Where Is The Strait Of Gibraltar?
Also referred to as Estrecho de Gibraltar in Spanish, the Strait of Gibraltar is strategically positioned between the southern part of the European continent and the northwestern part of the continent of Africa. The Strait is bordered by Spain and the British Overseas Territory of Gibraltar in the north; and by the African country of Morocco and the Spanish exclave of Ceuta in the south.
The Strait of Gibraltar is about 58 km long and has a width of about 13 km at its narrowest point between Morocco’s Point Cires and Spain’s Point Marroquí. The western end of the strait located between Spain’s Cape Trafalgar and Morocco’s Cape Spartel has a width of about 43 km. The strait’s eastern end located between the Rock of Gibraltar in the north and Mount Hacho or Jebel Moussa in the south has a width of about 23 km. These two land features in the strait’s eastern extremity are known as the Pillars of Heracles. The Strait of Gibraltar's depth ranges from 300 to 900 m and it forms a significant gap between the high plateau of Spain and the Atlas Mountains of Northern Africa. Geological studies have revealed that the Strait was formed due to the northward movement of the African Plate towards the European Plate.
A significant amount of water is also exchanged through the Strait of Gibraltar. The Atlantic Ocean and the Mediterranean Sea have different salinity levels and therefore the highly saline waters from the Mediterranean Sea flow outward and underneath the currents from the Atlantic Ocean, whereas the less saline Atlantic waters flow inward and on top of the Mediterranean Sea current.

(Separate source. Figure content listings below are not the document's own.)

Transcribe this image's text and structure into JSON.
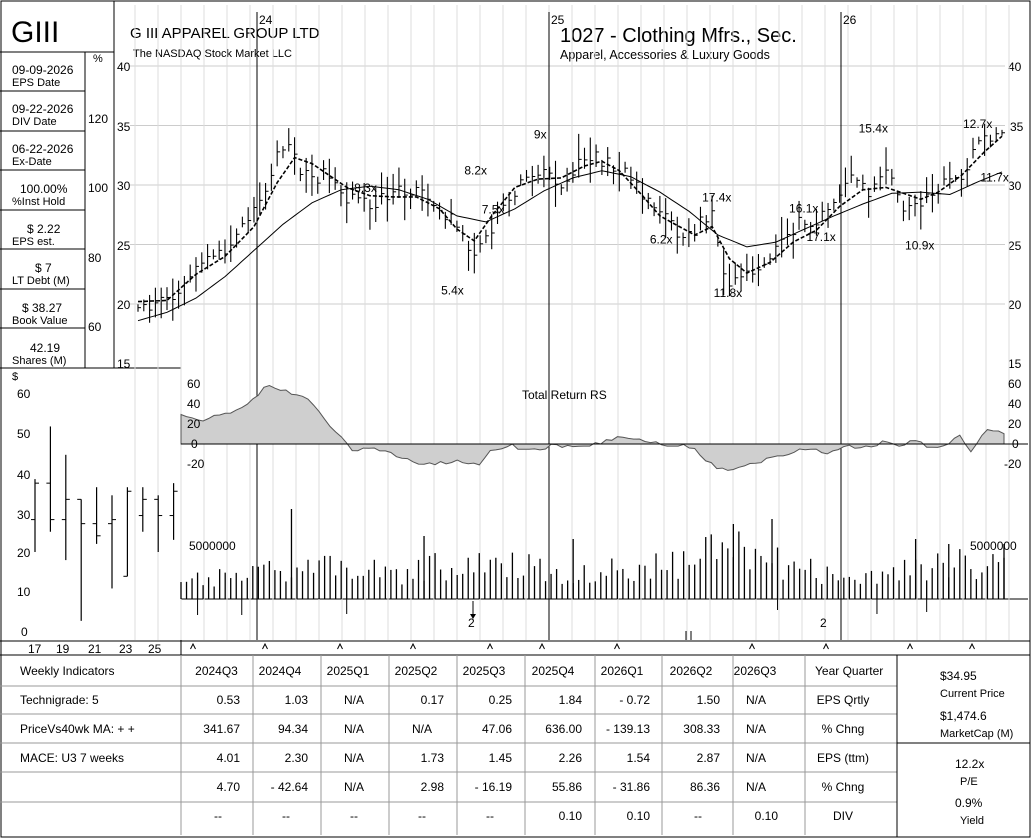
{
  "header": {
    "ticker": "GIII",
    "company": "G III APPAREL GROUP LTD",
    "exchange": "The NASDAQ Stock Market LLC",
    "industry": "1027 - Clothing Mfrs., Sec.",
    "sector": "Apparel, Accessories & Luxury Goods"
  },
  "sidebar": [
    {
      "value": "09-09-2026",
      "label": "EPS Date"
    },
    {
      "value": "09-22-2026",
      "label": "DIV Date"
    },
    {
      "value": "06-22-2026",
      "label": "Ex-Date"
    },
    {
      "value": "100.00%",
      "label": "%Inst Hold"
    },
    {
      "value": "$ 2.22",
      "label": "EPS est."
    },
    {
      "value": "$ 7",
      "label": "LT Debt (M)"
    },
    {
      "value": "$ 38.27",
      "label": "Book Value"
    },
    {
      "value": "42.19",
      "label": "Shares (M)"
    }
  ],
  "pct_axis": {
    "symbol": "%",
    "ticks": [
      "120",
      "100",
      "80",
      "60"
    ]
  },
  "price_axis": {
    "ticks": [
      "40",
      "35",
      "30",
      "25",
      "20",
      "15"
    ]
  },
  "year_markers": [
    "24",
    "25",
    "26"
  ],
  "pe_labels": [
    "8.3x",
    "8.2x",
    "9x",
    "7.5x",
    "5.4x",
    "6.2x",
    "17.4x",
    "11.8x",
    "16.1x",
    "17.1x",
    "15.4x",
    "10.9x",
    "12.7x",
    "11.7x"
  ],
  "rs_panel": {
    "title": "Total Return RS",
    "ticks": [
      "60",
      "40",
      "20",
      "0",
      "-20"
    ]
  },
  "volume_panel": {
    "label": "5000000",
    "markers": [
      "2",
      "2"
    ]
  },
  "annual_inset": {
    "ylabel": "$",
    "yticks": [
      "60",
      "50",
      "40",
      "30",
      "20",
      "10",
      "0"
    ],
    "xticks": [
      "17",
      "19",
      "21",
      "23",
      "25"
    ]
  },
  "table": {
    "row_labels": [
      "Weekly Indicators",
      "Technigrade: 5",
      "PriceVs40wk MA:  + +",
      "MACE: U3  7 weeks",
      ""
    ],
    "quarters": [
      "2024Q3",
      "2024Q4",
      "2025Q1",
      "2025Q2",
      "2025Q3",
      "2025Q4",
      "2026Q1",
      "2026Q2",
      "2026Q3"
    ],
    "rows": [
      {
        "label": "EPS Qrtly",
        "values": [
          "0.53",
          "1.03",
          "N/A",
          "0.17",
          "0.25",
          "1.84",
          "- 0.72",
          "1.50",
          "N/A"
        ]
      },
      {
        "label": "% Chng",
        "values": [
          "341.67",
          "94.34",
          "N/A",
          "N/A",
          "47.06",
          "636.00",
          "- 139.13",
          "308.33",
          "N/A"
        ]
      },
      {
        "label": "EPS (ttm)",
        "values": [
          "4.01",
          "2.30",
          "N/A",
          "1.73",
          "1.45",
          "2.26",
          "1.54",
          "2.87",
          "N/A"
        ]
      },
      {
        "label": "% Chng",
        "values": [
          "4.70",
          "- 42.64",
          "N/A",
          "2.98",
          "- 16.19",
          "55.86",
          "- 31.86",
          "86.36",
          "N/A"
        ]
      },
      {
        "label": "DIV",
        "values": [
          "--",
          "--",
          "--",
          "--",
          "--",
          "0.10",
          "0.10",
          "--",
          "0.10"
        ]
      }
    ],
    "year_quarter_header": "Year Quarter",
    "stats": [
      {
        "value": "$34.95",
        "label": "Current Price"
      },
      {
        "value": "$1,474.6",
        "label": "MarketCap (M)"
      },
      {
        "value": "12.2x",
        "label": "P/E"
      },
      {
        "value": "0.9%",
        "label": "Yield"
      }
    ]
  },
  "chart_data": {
    "type": "ohlc",
    "ylim": [
      15,
      40
    ],
    "weeks": 150,
    "price_path": [
      [
        0,
        20
      ],
      [
        3,
        19.7
      ],
      [
        6,
        20.6
      ],
      [
        9,
        22.3
      ],
      [
        12,
        24
      ],
      [
        15,
        24.4
      ],
      [
        18,
        26.5
      ],
      [
        21,
        28.3
      ],
      [
        24,
        32.8
      ],
      [
        26,
        33
      ],
      [
        29,
        30.7
      ],
      [
        33,
        30.8
      ],
      [
        36,
        29
      ],
      [
        39,
        28.4
      ],
      [
        43,
        29
      ],
      [
        46,
        29.7
      ],
      [
        49,
        29.3
      ],
      [
        52,
        27.4
      ],
      [
        55,
        26.9
      ],
      [
        57,
        24.2
      ],
      [
        60,
        25.5
      ],
      [
        63,
        28.5
      ],
      [
        66,
        30
      ],
      [
        70,
        31
      ],
      [
        73,
        29.5
      ],
      [
        76,
        32.1
      ],
      [
        79,
        32.4
      ],
      [
        82,
        31.7
      ],
      [
        85,
        30.4
      ],
      [
        88,
        28.4
      ],
      [
        91,
        27.4
      ],
      [
        93,
        25.4
      ],
      [
        96,
        26.3
      ],
      [
        99,
        27.6
      ],
      [
        101,
        22.1
      ],
      [
        103,
        21.7
      ],
      [
        106,
        22.5
      ],
      [
        108,
        23.8
      ],
      [
        111,
        25
      ],
      [
        114,
        26.7
      ],
      [
        117,
        26.7
      ],
      [
        120,
        28.2
      ],
      [
        123,
        30.4
      ],
      [
        126,
        29.3
      ],
      [
        129,
        30.9
      ],
      [
        132,
        28.3
      ],
      [
        135,
        28.2
      ],
      [
        138,
        29.8
      ],
      [
        141,
        30.2
      ],
      [
        143,
        31.7
      ],
      [
        145,
        34.2
      ],
      [
        147,
        33.7
      ],
      [
        149,
        34.95
      ]
    ],
    "ma10": [
      [
        0,
        20.2
      ],
      [
        5,
        20.3
      ],
      [
        10,
        22.5
      ],
      [
        15,
        24
      ],
      [
        20,
        26.5
      ],
      [
        24,
        30.2
      ],
      [
        27,
        32.3
      ],
      [
        30,
        31.8
      ],
      [
        33,
        30.8
      ],
      [
        36,
        29.8
      ],
      [
        40,
        29.1
      ],
      [
        44,
        29
      ],
      [
        48,
        29
      ],
      [
        52,
        28
      ],
      [
        55,
        26.3
      ],
      [
        58,
        25.3
      ],
      [
        61,
        27.4
      ],
      [
        65,
        29.8
      ],
      [
        69,
        30.5
      ],
      [
        73,
        30.6
      ],
      [
        77,
        31.6
      ],
      [
        80,
        32
      ],
      [
        83,
        31.2
      ],
      [
        87,
        29.1
      ],
      [
        90,
        27.4
      ],
      [
        93,
        26.6
      ],
      [
        96,
        25.8
      ],
      [
        99,
        26.5
      ],
      [
        102,
        23.8
      ],
      [
        105,
        22.6
      ],
      [
        109,
        23.5
      ],
      [
        113,
        25.2
      ],
      [
        117,
        26.2
      ],
      [
        121,
        28.2
      ],
      [
        125,
        29.6
      ],
      [
        129,
        29.8
      ],
      [
        132,
        29.3
      ],
      [
        135,
        28.8
      ],
      [
        138,
        29.4
      ],
      [
        142,
        30.8
      ],
      [
        146,
        32.8
      ],
      [
        149,
        34.1
      ]
    ],
    "ma40": [
      [
        0,
        18.6
      ],
      [
        5,
        19.3
      ],
      [
        10,
        20.5
      ],
      [
        15,
        22.3
      ],
      [
        20,
        24.5
      ],
      [
        25,
        26.7
      ],
      [
        30,
        28.5
      ],
      [
        35,
        29.6
      ],
      [
        40,
        29.9
      ],
      [
        45,
        29.6
      ],
      [
        50,
        28.8
      ],
      [
        55,
        27.4
      ],
      [
        60,
        26.9
      ],
      [
        65,
        28
      ],
      [
        70,
        29.5
      ],
      [
        75,
        30.6
      ],
      [
        80,
        31.2
      ],
      [
        85,
        30.7
      ],
      [
        90,
        29.4
      ],
      [
        95,
        27.8
      ],
      [
        100,
        25.8
      ],
      [
        105,
        24.8
      ],
      [
        110,
        25.2
      ],
      [
        115,
        26.3
      ],
      [
        120,
        27.4
      ],
      [
        125,
        28.4
      ],
      [
        130,
        29.3
      ],
      [
        135,
        29.4
      ],
      [
        140,
        29.2
      ],
      [
        145,
        30.3
      ],
      [
        149,
        31.1
      ]
    ],
    "rs_points": [
      [
        0,
        30
      ],
      [
        4,
        24
      ],
      [
        8,
        30
      ],
      [
        12,
        40
      ],
      [
        16,
        60
      ],
      [
        19,
        53
      ],
      [
        22,
        48
      ],
      [
        25,
        34
      ],
      [
        28,
        12
      ],
      [
        31,
        -6
      ],
      [
        35,
        -3
      ],
      [
        38,
        -10
      ],
      [
        42,
        -18
      ],
      [
        46,
        -20
      ],
      [
        50,
        -18
      ],
      [
        54,
        -20
      ],
      [
        56,
        -8
      ],
      [
        58,
        -5
      ],
      [
        60,
        -2
      ],
      [
        63,
        -6
      ],
      [
        67,
        -2
      ],
      [
        70,
        -3
      ],
      [
        73,
        -4
      ],
      [
        76,
        2
      ],
      [
        79,
        6
      ],
      [
        82,
        5
      ],
      [
        85,
        2
      ],
      [
        88,
        -3
      ],
      [
        91,
        -2
      ],
      [
        93,
        -6
      ],
      [
        95,
        -18
      ],
      [
        98,
        -25
      ],
      [
        101,
        -24
      ],
      [
        104,
        -19
      ],
      [
        107,
        -13
      ],
      [
        111,
        -8
      ],
      [
        114,
        -5
      ],
      [
        117,
        -8
      ],
      [
        120,
        -2
      ],
      [
        123,
        -5
      ],
      [
        127,
        2
      ],
      [
        130,
        -3
      ],
      [
        133,
        5
      ],
      [
        136,
        -5
      ],
      [
        139,
        1
      ],
      [
        141,
        7
      ],
      [
        143,
        -8
      ],
      [
        146,
        14
      ],
      [
        149,
        10
      ]
    ],
    "pe_points": [
      [
        39,
        29.4,
        "8.3x"
      ],
      [
        58,
        30.9,
        "8.2x"
      ],
      [
        70,
        33.9,
        "9x"
      ],
      [
        61,
        27.6,
        "7.5x"
      ],
      [
        54,
        20.8,
        "5.4x"
      ],
      [
        90,
        25.1,
        "6.2x"
      ],
      [
        99,
        28.6,
        "17.4x"
      ],
      [
        101,
        20.6,
        "11.8x"
      ],
      [
        114,
        27.7,
        "16.1x"
      ],
      [
        117,
        25.3,
        "17.1x"
      ],
      [
        126,
        34.4,
        "15.4x"
      ],
      [
        134,
        24.6,
        "10.9x"
      ],
      [
        144,
        34.8,
        "12.7x"
      ],
      [
        147,
        30.3,
        "11.7x"
      ]
    ],
    "volume_level": [
      [
        0,
        0.3
      ],
      [
        10,
        0.35
      ],
      [
        20,
        0.5
      ],
      [
        30,
        0.45
      ],
      [
        40,
        0.4
      ],
      [
        50,
        0.55
      ],
      [
        55,
        0.5
      ],
      [
        60,
        0.55
      ],
      [
        70,
        0.4
      ],
      [
        80,
        0.45
      ],
      [
        90,
        0.55
      ],
      [
        100,
        0.8
      ],
      [
        110,
        0.5
      ],
      [
        120,
        0.35
      ],
      [
        130,
        0.4
      ],
      [
        140,
        0.6
      ],
      [
        149,
        0.45
      ]
    ],
    "annual_bars": [
      {
        "year": 17,
        "high": 38,
        "low": 20,
        "open": 28,
        "close": 37
      },
      {
        "year": 18,
        "high": 51,
        "low": 25,
        "open": 37,
        "close": 28
      },
      {
        "year": 19,
        "high": 44,
        "low": 18,
        "open": 28,
        "close": 33
      },
      {
        "year": 20,
        "high": 33,
        "low": 3,
        "open": 33,
        "close": 27
      },
      {
        "year": 21,
        "high": 36,
        "low": 22,
        "open": 27,
        "close": 24
      },
      {
        "year": 22,
        "high": 34,
        "low": 11,
        "open": 27,
        "close": 28
      },
      {
        "year": 23,
        "high": 36,
        "low": 14,
        "open": 14,
        "close": 35
      },
      {
        "year": 24,
        "high": 36,
        "low": 25,
        "open": 29,
        "close": 33
      },
      {
        "year": 25,
        "high": 34,
        "low": 20,
        "open": 33,
        "close": 29
      },
      {
        "year": 26,
        "high": 37,
        "low": 23,
        "open": 29,
        "close": 35
      }
    ]
  }
}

Several archaeological studies have revealed that the Neanderthals lived in the Strait area about 125,000 years ago. Evidence of Homo Sapiens living here dates back 40,000 years.

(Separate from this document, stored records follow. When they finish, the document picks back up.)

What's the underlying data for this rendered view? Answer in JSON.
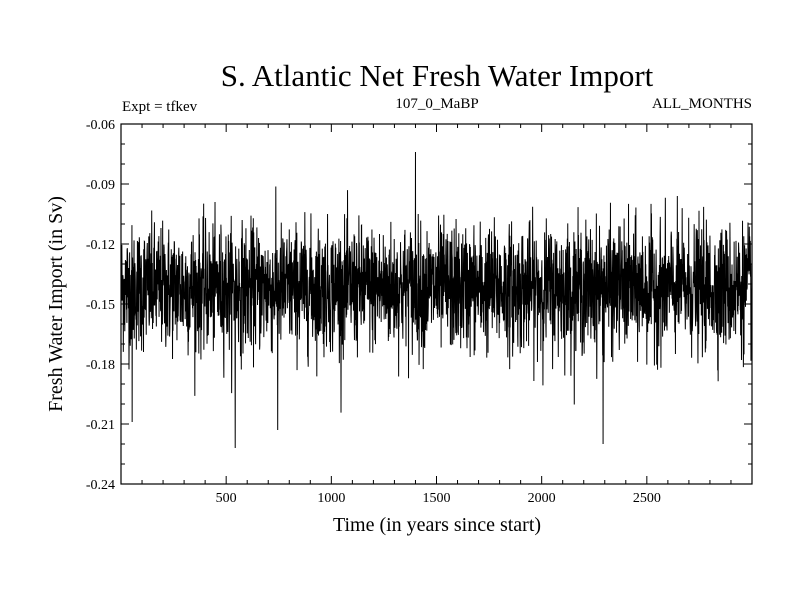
{
  "chart_data": {
    "type": "line",
    "title": "S. Atlantic Net Fresh Water Import",
    "subtitle_left": "Expt = tfkev",
    "subtitle_center": "107_0_MaBP",
    "subtitle_right": "ALL_MONTHS",
    "xlabel": "Time (in years since start)",
    "ylabel": "Fresh Water Import (in Sv)",
    "xlim": [
      0,
      3000
    ],
    "ylim": [
      -0.24,
      -0.06
    ],
    "xticks": [
      500,
      1000,
      1500,
      2000,
      2500
    ],
    "xtick_labels": [
      "500",
      "1000",
      "1500",
      "2000",
      "2500"
    ],
    "yticks": [
      -0.06,
      -0.09,
      -0.12,
      -0.15,
      -0.18,
      -0.21,
      -0.24
    ],
    "ytick_labels": [
      "-0.06",
      "-0.09",
      "-0.12",
      "-0.15",
      "-0.18",
      "-0.21",
      "-0.24"
    ],
    "grid": false,
    "line_color": "#000000",
    "series": [
      {
        "x_start": 1,
        "x_step": 1,
        "count": 3000,
        "mean": -0.142,
        "typical_spread": 0.025,
        "values_min": -0.222,
        "values_max": -0.074,
        "notable_points": [
          [
            543,
            -0.222
          ],
          [
            1400,
            -0.074
          ],
          [
            2292,
            -0.22
          ],
          [
            53,
            -0.209
          ],
          [
            745,
            -0.213
          ]
        ]
      }
    ]
  }
}
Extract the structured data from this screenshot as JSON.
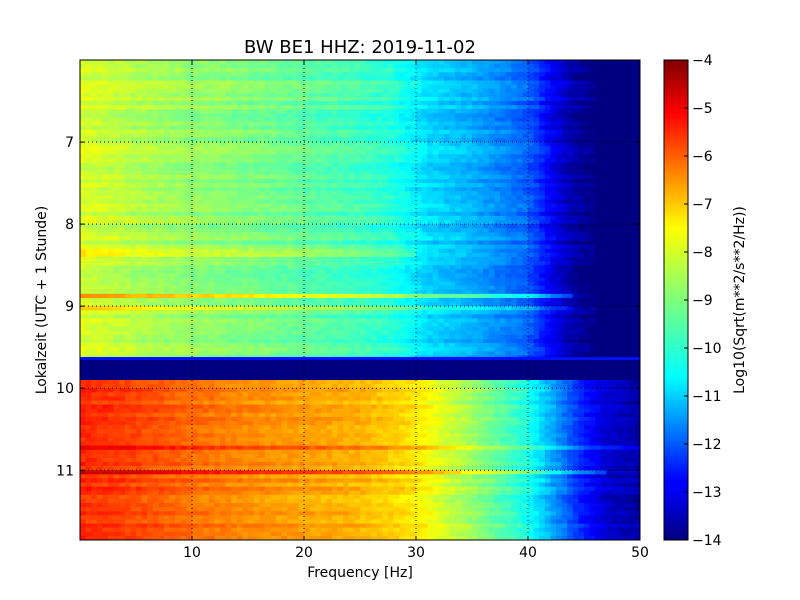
{
  "chart_data": {
    "type": "heatmap",
    "title": "BW BE1 HHZ: 2019-11-02",
    "xlabel": "Frequency [Hz]",
    "ylabel": "Lokalzeit (UTC + 1 Stunde)",
    "xlim": [
      0,
      50
    ],
    "ylim": [
      6.0,
      11.85
    ],
    "y_inverted": true,
    "grid": true,
    "x_ticks": [
      10,
      20,
      30,
      40,
      50
    ],
    "y_ticks": [
      7,
      8,
      9,
      10,
      11
    ],
    "colormap": "jet",
    "colorbar": {
      "label": "Log10(Sqrt(m**2/s**2/Hz))",
      "range": [
        -14,
        -4
      ],
      "ticks": [
        -4,
        -5,
        -6,
        -7,
        -8,
        -9,
        -10,
        -11,
        -12,
        -13,
        -14
      ]
    },
    "segments": [
      {
        "name": "",
        "time_range": [
          6.0,
          9.65
        ],
        "frequency_hz": [
          0,
          5,
          10,
          15,
          20,
          25,
          28,
          31,
          35,
          40,
          42,
          44,
          46,
          50
        ],
        "log10_amplitude": [
          -8.1,
          -8.5,
          -8.8,
          -9.0,
          -9.3,
          -9.6,
          -9.9,
          -10.6,
          -11.0,
          -11.8,
          -12.8,
          -13.6,
          -14,
          -14
        ]
      },
      {
        "name": "",
        "time_range": [
          9.65,
          9.9
        ],
        "frequency_hz": [
          0,
          50
        ],
        "log10_amplitude": [
          -14,
          -14
        ]
      },
      {
        "name": "",
        "time_range": [
          9.9,
          11.85
        ],
        "frequency_hz": [
          0,
          5,
          10,
          15,
          20,
          25,
          30,
          32,
          35,
          40,
          43,
          45,
          47,
          50
        ],
        "log10_amplitude": [
          -5.6,
          -5.9,
          -6.3,
          -6.6,
          -6.8,
          -7.0,
          -7.5,
          -8.0,
          -8.7,
          -10.0,
          -11.5,
          -12.5,
          -13.2,
          -13.6
        ]
      }
    ],
    "bright_bands": [
      {
        "time": 8.35,
        "f_max": 30,
        "delta": 0.5
      },
      {
        "time": 8.88,
        "f_max": 44,
        "delta": 1.2
      },
      {
        "time": 9.02,
        "f_max": 44,
        "delta": 0.6
      },
      {
        "time": 9.94,
        "f_max": 50,
        "delta": 0
      },
      {
        "time": 10.72,
        "f_max": 50,
        "delta": 0.7
      },
      {
        "time": 11.02,
        "f_max": 47,
        "delta": 0.9
      }
    ]
  }
}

Given the short distance between Europe and Africa here, the Strait of Gibraltar was used by many peoples crossing over throughout history, including the Carthaginians, Romans, Vandals, Moors and Berbers. The Strait of Gibraltar served as a vital navigational route and was therefore used by early navigators to access the Mediterranean Sea from the Atlantic Ocean and vice versa. Over the years, various countries have tried to forcefully acquire control over the strait and the Rock of Gibraltar.
The Strait of Gibraltar acts as a chokepoint for the ships that move into or out of the Mediterranean Sea. However, it also functions as a vital shipping route for the countries of northern Africa, southern Europe, and western Asia. An important port located on the Strait of Gibraltar is the Moroccan port of Tanger-Med, near Tangier.
BirdLife International has recognized the Strait of Gibraltar as an Important Bird Area, as several migratory birds use this strait every year to migrate from the Mediterranean regions to the Atlantic. Some of the notable migratory birds that are found here include the Atlantic puffins, Audouin’s gulls, Balearic shearwaters, lesser black-backed gulls, razorbills, and Scopoli’s shearwaters. About 36 individuals of a killer whale pod also reside in the waters of the Strait.